Under contract but at risk

These players are on the 40-man now but are serious candidates for a DFA or non-tender during or after the 2019 season—presented from most safe to least:

27. Ashton Goudeau

28. Jose Mujica

29. Jesus Tinoco

30. Yonathan Daza

31. Raimel Tapia

32. Chi Chi Gonzalez

33. Antonio Senzatela

34. Yency Almonte

35. James Pazos

36. Dom Nunez

37. Phillip Diehl

38. Jeff Hoffman

39. Josh Fuentes

40. Tyler Kinley

41. Justin Lawrence

I wouldn’t be surprised if any of the above players were not in the organization after 2020, but in particular anyone below Daza should consider their 40-man roster slot vulnerable.

That gets us to 41 players (possible due to Lawrence’s suspension and adding two prospects) and it assumes that Daniel Murphy leaves the organization as a free agent (and his mutual option doesn’t get picked up). I think Shaw’s option will vest, while I’m on the fence on Davis and I think McGee’s is least likely. Let’s assume one of them hits free agency after 2020.

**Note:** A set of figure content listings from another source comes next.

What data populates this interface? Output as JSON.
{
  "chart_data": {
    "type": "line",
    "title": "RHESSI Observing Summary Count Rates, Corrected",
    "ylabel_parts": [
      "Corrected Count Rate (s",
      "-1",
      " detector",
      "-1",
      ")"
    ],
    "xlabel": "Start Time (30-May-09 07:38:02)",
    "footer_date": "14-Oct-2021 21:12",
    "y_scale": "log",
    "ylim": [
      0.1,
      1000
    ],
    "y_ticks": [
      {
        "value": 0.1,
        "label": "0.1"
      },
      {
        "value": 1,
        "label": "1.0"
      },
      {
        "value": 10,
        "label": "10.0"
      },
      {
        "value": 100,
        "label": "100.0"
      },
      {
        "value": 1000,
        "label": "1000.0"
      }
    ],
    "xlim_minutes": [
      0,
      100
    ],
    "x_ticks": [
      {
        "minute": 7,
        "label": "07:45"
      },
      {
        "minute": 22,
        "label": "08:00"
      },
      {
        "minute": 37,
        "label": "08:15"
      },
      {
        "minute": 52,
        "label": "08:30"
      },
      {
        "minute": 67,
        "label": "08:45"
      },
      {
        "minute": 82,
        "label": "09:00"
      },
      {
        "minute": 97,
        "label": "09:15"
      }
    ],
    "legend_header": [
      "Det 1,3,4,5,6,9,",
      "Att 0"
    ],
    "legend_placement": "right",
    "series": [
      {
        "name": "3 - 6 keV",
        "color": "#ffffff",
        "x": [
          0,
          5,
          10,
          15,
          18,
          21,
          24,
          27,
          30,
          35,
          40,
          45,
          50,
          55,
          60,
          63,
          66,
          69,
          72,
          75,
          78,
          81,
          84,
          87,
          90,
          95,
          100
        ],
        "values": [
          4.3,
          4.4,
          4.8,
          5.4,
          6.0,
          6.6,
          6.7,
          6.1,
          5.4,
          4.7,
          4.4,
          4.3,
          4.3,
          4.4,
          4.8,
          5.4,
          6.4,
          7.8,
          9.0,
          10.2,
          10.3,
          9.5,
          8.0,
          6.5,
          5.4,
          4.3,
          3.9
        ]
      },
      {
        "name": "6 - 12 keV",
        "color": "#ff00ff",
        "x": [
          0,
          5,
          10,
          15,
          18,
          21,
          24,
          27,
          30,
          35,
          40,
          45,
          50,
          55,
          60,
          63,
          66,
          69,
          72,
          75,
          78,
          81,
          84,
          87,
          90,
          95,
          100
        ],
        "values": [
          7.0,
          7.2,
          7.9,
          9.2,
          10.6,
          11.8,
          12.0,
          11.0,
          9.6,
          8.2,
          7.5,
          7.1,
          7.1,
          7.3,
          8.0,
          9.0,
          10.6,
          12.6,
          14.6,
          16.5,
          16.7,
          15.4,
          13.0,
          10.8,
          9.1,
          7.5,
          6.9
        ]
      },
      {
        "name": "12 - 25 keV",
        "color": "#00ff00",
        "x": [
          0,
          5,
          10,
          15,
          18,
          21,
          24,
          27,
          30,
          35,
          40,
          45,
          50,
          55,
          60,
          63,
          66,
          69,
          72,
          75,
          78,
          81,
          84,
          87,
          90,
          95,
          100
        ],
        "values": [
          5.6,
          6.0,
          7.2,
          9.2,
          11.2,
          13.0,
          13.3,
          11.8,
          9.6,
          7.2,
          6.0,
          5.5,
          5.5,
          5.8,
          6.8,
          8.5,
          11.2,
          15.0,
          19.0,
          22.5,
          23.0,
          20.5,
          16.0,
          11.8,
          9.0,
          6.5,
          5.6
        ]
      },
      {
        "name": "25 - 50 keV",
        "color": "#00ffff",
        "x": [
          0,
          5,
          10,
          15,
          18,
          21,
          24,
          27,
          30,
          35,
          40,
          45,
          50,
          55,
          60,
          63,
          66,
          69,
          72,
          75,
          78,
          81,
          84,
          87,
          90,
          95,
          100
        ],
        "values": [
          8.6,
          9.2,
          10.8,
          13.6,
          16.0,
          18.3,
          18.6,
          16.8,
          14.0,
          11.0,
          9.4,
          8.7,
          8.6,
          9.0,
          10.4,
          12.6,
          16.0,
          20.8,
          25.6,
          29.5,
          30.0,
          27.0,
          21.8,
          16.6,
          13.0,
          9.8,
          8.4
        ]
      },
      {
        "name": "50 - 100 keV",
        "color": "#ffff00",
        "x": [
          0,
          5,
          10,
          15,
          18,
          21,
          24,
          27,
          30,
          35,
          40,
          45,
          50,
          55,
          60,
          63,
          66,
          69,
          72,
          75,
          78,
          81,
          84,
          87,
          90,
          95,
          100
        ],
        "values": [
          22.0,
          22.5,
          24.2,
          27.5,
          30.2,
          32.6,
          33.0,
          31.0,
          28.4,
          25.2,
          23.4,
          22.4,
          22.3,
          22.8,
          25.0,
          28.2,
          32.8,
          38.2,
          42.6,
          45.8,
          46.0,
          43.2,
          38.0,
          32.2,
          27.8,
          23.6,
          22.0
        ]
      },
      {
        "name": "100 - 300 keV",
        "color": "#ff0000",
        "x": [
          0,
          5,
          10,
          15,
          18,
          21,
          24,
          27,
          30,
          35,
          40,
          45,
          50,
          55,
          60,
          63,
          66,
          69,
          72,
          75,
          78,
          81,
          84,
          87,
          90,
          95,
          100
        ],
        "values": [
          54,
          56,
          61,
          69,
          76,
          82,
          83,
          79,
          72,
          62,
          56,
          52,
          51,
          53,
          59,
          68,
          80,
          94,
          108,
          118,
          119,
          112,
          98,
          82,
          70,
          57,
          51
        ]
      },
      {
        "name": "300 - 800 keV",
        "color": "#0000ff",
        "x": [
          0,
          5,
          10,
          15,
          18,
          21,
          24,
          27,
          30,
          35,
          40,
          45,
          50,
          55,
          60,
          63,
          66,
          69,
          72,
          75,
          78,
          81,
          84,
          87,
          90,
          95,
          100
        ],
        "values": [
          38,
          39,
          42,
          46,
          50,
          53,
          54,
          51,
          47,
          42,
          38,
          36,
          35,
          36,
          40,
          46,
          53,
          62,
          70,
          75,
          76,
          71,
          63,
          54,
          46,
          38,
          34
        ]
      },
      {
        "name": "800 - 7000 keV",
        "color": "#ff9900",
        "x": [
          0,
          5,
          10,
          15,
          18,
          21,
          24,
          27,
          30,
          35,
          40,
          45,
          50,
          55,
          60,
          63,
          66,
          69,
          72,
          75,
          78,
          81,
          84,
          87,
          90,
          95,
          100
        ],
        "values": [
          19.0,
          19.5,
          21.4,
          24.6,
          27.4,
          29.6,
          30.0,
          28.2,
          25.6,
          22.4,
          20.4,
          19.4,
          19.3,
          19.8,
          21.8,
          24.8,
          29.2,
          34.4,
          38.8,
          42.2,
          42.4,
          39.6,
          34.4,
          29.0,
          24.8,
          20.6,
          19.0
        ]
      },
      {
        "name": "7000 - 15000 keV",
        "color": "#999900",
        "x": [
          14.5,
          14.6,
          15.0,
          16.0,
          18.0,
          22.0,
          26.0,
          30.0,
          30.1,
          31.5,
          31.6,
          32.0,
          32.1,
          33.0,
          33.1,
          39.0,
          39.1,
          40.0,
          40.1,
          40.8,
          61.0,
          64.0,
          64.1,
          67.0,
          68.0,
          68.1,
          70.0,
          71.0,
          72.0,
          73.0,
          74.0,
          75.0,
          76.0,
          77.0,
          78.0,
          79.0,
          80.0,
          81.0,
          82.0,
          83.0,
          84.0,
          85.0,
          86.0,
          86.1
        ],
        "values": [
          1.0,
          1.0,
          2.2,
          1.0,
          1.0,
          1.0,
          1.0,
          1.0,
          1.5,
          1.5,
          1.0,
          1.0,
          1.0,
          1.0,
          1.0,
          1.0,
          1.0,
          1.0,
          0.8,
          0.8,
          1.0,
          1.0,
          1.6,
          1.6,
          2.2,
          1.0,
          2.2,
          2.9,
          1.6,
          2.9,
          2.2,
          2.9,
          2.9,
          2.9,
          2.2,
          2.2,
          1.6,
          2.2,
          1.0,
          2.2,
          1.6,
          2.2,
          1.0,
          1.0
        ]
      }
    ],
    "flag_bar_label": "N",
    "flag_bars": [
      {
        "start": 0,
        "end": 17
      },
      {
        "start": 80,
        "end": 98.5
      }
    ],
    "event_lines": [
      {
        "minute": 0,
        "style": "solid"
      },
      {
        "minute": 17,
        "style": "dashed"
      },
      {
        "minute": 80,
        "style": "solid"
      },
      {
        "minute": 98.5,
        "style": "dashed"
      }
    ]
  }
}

A re-signed player or a free agent/trade acquisition would naturally decrease the amount of flex in play with Rule 5 protection. Most likely the Rockies will consider adding a veteran non-roster invitee like Chris Owings, Elias Diaz, Drew Butera, Tim Collins, or even Ubaldo Jimenez to their 26-man roster to start the 2020 season and fill their currently vacant 40-man slot. They could also use that slot on a 2019 Rockies pitcher like Harrison Musgrave, Tim Melville, Joe Harvey, or Wes Parsons.

Here’s how I would rank other prospects in terms of getting a 40-man spot after 2020:

  1. Helcris Olivarez
  2. Riley Pint (if he’s great this year, he jumps into the likely future bucket)
  3. Reid Humphreys
  4. Vince Fernandez
  5. Bret Boswell
  6. Alan Trejo
  7. Breiling Eusebio
  8. Brian Mundell (or will be MiLB free agent)
  9. Julian Fernandez
  10. Casey Golden
  11. Daniel Montano
  12. Sean Bouchard

I would say Olivarez in particular should feel good about getting protected, with the next three beyond that being strong possibilities. I listed 13 players here last time around and Goudeau wasn’t one of them, so somebody from off this list could make a surprise appearance. I think the bottom 15 or so slots on the 40-man are quite fluid at this point, so we could see a big roster shake-up if 2020 looks more like 2019 for the Rockies.

That’s one man’s opinion for what the future will look like. I’d love to read yours in the comments! Thanks for following along with me over the last couple months.